O culto moderno pelos esportes e dietas foi longe demais, de acordo com uma psicoterapeuta
Em suma, um transtorno alimentar é um problema que aparece em um contexto de distúrbios psicológicos. A verdade é que muitas pessoas acreditam que uma relação complicada com a comida aparece apenas em pessoas de caráter fraco ou “anormal”. Outra opinião popular é que os transtornos alimentares não têm nada a ver com pessoas que praticam esportes. Ambas estão completamente incorretas.
Primeiro, um transtorno alimentar não tem nada a ver com comida, mas com ansiedade e aversão pelo próprio corpo. Se você é uma pessoa ansiosa ou sente aversão ao olhar para seu próprio corpo, já está na hora de averiguar o que está acontecendo.
O Incrível.club conversou com a psicoterapeuta Anna Zubova, que nos explicou por que devemos refletir sobre esse assunto.
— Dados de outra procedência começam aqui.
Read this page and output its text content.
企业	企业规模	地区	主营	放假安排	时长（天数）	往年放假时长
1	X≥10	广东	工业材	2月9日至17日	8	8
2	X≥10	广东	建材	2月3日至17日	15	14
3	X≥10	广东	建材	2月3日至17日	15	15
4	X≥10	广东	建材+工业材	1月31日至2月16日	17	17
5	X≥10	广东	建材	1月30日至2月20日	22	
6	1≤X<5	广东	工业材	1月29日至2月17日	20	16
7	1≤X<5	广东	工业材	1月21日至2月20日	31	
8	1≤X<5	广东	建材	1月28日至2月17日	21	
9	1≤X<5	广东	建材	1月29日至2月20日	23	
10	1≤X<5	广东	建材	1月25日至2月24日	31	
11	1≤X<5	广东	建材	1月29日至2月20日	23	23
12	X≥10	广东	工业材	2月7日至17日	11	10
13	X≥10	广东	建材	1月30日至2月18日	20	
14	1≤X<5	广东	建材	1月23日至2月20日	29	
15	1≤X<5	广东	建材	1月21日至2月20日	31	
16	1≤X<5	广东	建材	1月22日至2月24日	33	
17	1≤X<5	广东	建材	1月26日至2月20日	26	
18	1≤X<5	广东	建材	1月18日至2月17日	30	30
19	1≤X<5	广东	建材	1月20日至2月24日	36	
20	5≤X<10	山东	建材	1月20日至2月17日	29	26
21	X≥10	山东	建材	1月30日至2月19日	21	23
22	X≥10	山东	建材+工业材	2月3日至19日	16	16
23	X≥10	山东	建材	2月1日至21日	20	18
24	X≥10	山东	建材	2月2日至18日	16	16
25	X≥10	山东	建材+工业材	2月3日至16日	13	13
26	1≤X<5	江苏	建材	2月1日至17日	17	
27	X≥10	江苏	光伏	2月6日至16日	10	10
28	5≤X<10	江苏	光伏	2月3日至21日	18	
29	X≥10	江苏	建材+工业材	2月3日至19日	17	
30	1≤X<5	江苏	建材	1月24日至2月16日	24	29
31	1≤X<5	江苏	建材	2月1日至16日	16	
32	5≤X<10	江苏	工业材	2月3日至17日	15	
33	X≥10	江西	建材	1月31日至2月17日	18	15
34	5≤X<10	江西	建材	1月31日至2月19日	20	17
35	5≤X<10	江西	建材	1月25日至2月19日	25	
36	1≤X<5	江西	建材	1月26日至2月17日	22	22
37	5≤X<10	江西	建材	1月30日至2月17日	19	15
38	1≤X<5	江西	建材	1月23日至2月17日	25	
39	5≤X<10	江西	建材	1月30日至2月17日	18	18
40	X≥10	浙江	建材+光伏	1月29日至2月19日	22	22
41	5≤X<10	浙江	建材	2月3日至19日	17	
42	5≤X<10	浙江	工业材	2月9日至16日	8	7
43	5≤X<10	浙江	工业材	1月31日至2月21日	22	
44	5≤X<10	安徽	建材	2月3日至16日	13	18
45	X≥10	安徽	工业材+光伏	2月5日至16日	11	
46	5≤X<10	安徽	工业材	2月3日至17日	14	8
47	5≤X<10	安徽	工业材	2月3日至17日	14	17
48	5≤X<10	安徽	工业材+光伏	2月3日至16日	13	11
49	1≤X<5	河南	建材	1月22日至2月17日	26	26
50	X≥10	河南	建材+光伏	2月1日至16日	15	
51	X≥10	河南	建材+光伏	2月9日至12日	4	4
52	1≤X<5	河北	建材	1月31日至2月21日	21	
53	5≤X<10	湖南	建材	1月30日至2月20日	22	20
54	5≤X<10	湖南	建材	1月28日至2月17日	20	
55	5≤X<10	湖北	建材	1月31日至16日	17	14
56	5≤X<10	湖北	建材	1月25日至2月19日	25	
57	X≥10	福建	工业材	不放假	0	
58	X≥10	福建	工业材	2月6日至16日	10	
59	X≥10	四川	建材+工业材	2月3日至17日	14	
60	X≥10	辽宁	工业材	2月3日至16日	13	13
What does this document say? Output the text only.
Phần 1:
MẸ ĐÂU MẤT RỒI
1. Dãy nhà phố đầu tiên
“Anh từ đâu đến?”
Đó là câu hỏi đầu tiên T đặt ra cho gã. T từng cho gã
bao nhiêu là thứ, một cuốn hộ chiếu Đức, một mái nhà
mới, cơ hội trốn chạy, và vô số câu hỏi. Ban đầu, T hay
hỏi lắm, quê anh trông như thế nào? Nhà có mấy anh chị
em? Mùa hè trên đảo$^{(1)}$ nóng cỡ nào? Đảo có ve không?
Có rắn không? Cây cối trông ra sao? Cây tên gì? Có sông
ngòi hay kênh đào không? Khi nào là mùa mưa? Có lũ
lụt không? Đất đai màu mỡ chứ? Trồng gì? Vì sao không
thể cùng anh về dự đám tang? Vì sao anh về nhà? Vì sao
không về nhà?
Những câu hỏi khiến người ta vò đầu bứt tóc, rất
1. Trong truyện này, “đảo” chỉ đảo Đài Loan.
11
Leia até o final deste post interessante, que é essencial para entender melhor as reações de sua mente e até mesmo ajudar outras pessoas.
As causas são geralmente invisíveis e “inocentes”
1. A genética
Embora os especialistas não concordem um com o outro na porcentagem exata, eles acreditam que exista uma forte relação entre a herança genética e o desenvolvimento desse distúrbio. Por exemplo, a professora Tracey Wade, da Universidade Flinders, concluiu que os genes determinam em 50% a probabilidade de desenvolver um distúrbio alimentar e depressão.
2. A família
- Você já ouviu seus parentes fazerem comentários relacionados a peso, biotipo ou hábitos alimentares desde a infância? São as chamadas erroneamente de “piadas afetuosas”, do tipo “minha elefantinha!” ou “meu gordinho”, até a cruel crítica “quem vai amar e querer namorar uma pessoa tão gorda?”. Se você é pai e percebeu que fala com seu filho dessa maneira, é importante que abandone esse hábito o mais rápido possível. Até mesmo se acreditar que “fala isso com amor e não de uma forma ofensiva” e achar que a criança também entende dessa maneira.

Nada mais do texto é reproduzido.